The ability to connect the company’s mission to day-to-day operations is one of Elmquist’s strengths, Reilly said. “He’s an extremely dynamic presenter and facilitator. I love it when I get a chance for him to lead our training. He comes to life on the stage and connects relatively complex strategic concepts and boils them down to simple nuggets.”
A Fitness and Business Regimen
Like any good fitness coach, LTU tracks key statistics to mark progress and identify areas for improvement. In LTU’s case, those metrics include employee retention rates and individual employee growth and productivity, including how quickly a new team member gets up to speed in addition to rates of certification. It also tracks and measures against the company’s net promoter score, a measure of customers’ willingness to recommend Life Time to others.
Reilly said Elmquist and the LTU team are hard-wired into the company’s key performance indicators and continually assess and evaluate performance before and after training.
“Life Time is a performance-based culture,” he said. “We’re in the education business to ensure we deliver an experience that keeps our customers coming back. Training is always linked to specific, measurable business outcomes.”

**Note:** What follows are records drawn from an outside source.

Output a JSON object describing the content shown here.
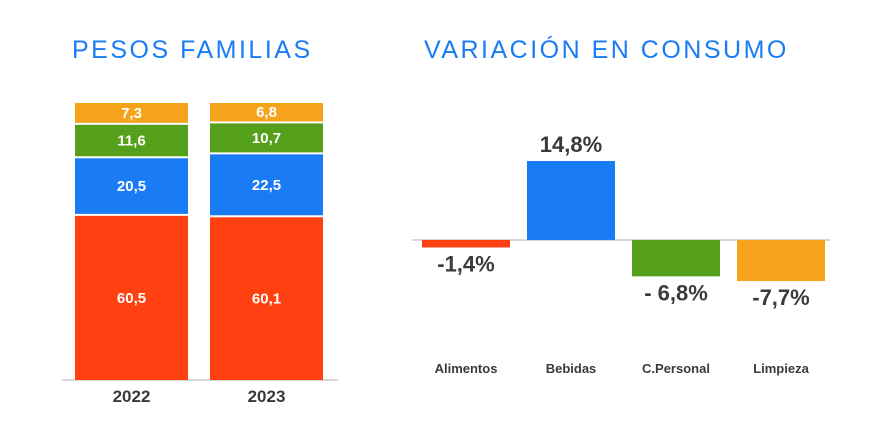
{
  "titles": {
    "left": "PESOS FAMILIAS",
    "right": "VARIACIÓN EN CONSUMO"
  },
  "colors": {
    "title": "#1a7cf5",
    "alimentos": "#ff4011",
    "bebidas": "#1a7cf5",
    "cuidado_personal": "#55a01a",
    "limpieza": "#f5a31a",
    "text": "#3a3a3a",
    "axis": "#cccccc"
  },
  "chart_data": [
    {
      "type": "bar",
      "stacked": true,
      "categories": [
        "2022",
        "2023"
      ],
      "series": [
        {
          "key": "alimentos",
          "values": [
            60.5,
            60.1
          ],
          "labels": [
            "60,5",
            "60,1"
          ]
        },
        {
          "key": "bebidas",
          "values": [
            20.5,
            22.5
          ],
          "labels": [
            "20,5",
            "22,5"
          ]
        },
        {
          "key": "cuidado_personal",
          "values": [
            11.6,
            10.7
          ],
          "labels": [
            "11,6",
            "10,7"
          ]
        },
        {
          "key": "limpieza",
          "values": [
            7.3,
            6.8
          ],
          "labels": [
            "7,3",
            "6,8"
          ]
        }
      ],
      "title": "PESOS FAMILIAS",
      "ylim": [
        0,
        100
      ]
    },
    {
      "type": "bar",
      "categories": [
        "Alimentos",
        "Bebidas",
        "C.Personal",
        "Limpieza"
      ],
      "keys": [
        "alimentos",
        "bebidas",
        "cuidado_personal",
        "limpieza"
      ],
      "values": [
        -1.4,
        14.8,
        -6.8,
        -7.7
      ],
      "labels": [
        "-1,4%",
        "14,8%",
        "- 6,8%",
        "-7,7%"
      ],
      "title": "VARIACIÓN EN CONSUMO"
    }
  ]
}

Reilly saw that focus firsthand when he worked with Elmquist to launch two new lines of business, an in-house chiropractic clinic called LifeClinic and MediSpa, offering personal care services including hair removal and skin care.
Working on what Reilly called the “fuzzy front-end,” Elmquist and the LTU team drew up standard operating procedures, wrote job descriptions and interview guides, helped hiring managers with recruiting and integrated the new procedures into front-line training.

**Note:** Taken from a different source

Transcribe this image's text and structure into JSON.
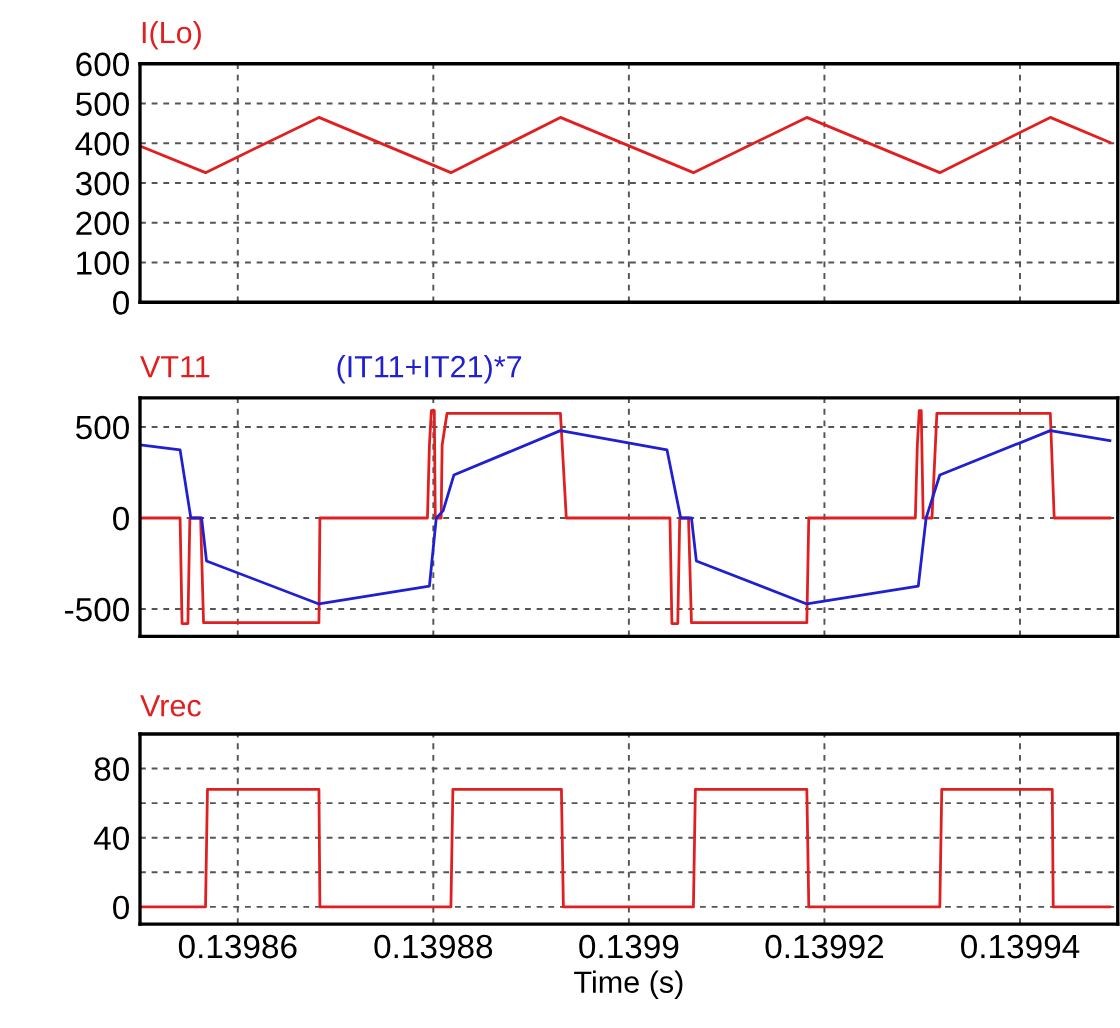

“With Jess’s help, we got it from an idea to something that is documented and we can train to,” Reilly said. Since piloting the two new services, Life Time has since opened 14 LifeClinics and 21 MediSpas with plans to have 50 of both services within the next two years.
That kind of focus on business and growth is critical for learning executives. Learning and development professionals have to be aggressive in pushing their message to the organization and making the connection to the organization’s strategic levers. Now is not the time to be a bashful CLO.

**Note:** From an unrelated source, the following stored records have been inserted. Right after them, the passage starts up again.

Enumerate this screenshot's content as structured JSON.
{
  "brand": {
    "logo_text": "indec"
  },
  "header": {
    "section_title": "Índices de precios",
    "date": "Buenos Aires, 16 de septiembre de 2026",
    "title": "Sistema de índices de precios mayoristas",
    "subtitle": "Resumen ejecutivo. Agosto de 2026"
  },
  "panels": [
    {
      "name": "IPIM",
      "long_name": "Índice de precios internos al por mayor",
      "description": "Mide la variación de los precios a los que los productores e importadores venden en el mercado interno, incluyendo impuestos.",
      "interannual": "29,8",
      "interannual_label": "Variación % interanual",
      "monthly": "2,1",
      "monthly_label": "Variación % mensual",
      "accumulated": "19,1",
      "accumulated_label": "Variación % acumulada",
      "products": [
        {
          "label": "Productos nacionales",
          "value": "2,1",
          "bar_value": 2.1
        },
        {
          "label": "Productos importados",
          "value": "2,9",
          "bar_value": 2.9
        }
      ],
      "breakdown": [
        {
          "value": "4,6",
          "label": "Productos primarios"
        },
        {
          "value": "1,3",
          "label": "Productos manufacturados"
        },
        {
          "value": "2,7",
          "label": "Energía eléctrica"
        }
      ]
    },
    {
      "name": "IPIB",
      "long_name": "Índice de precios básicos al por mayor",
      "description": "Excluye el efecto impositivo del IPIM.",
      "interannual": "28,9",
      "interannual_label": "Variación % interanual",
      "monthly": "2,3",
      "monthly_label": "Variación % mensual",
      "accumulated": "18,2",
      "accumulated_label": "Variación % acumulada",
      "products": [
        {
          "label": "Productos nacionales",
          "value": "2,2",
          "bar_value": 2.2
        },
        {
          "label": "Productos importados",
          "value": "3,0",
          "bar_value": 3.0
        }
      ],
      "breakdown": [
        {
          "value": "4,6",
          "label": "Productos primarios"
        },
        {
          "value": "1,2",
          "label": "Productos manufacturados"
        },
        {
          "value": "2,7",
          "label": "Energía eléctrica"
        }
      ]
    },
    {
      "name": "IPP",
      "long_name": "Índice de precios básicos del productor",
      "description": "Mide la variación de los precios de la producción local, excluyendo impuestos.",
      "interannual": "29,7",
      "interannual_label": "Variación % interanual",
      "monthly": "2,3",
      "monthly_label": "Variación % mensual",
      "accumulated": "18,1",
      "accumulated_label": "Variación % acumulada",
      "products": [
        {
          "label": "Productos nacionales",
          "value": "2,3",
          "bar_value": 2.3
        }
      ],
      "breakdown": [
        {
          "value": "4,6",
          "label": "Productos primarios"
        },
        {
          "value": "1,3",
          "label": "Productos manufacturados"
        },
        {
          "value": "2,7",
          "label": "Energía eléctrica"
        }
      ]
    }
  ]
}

“Your senior executive management team has to value the learning culture. Our CEO, CFO and COO absolutely believe that LTU makes a difference every single day in every single thing we do,” Elmquist said.
“We roll our sleeves up and dive headlong into operations so that we become experts in each of those categories,” he said. “When that starts to happen, people start to notice and you get brought into the conversations.”
A healthy business led by healthy people is increasingly the difference maker for modern learning executives.
“If CLOs fail to include a more integrated model of human and organizational development in their learning agenda, they will be falling behind the companies that have the foresight to see it and embrace it,” said Harburg. “The increasing demands and volatility of our age make the ability to fully engage people with greater energy and resilience the imperative of the day.”
Life Time continues to grow aggressively from a regional health club operator in the upper Midwest into a multi-faceted health company with locations in 25 states, and growing healthy leaders is a core plank of its fitness regimen.
“Continuing to grow our future leaders is critical for us. It is a part of our core strategy going forward. We spend a lot of time on it,” Reilly said. “Under Jess’ leadership, I’m bullish that we’ll be ready for the challenge ahead.”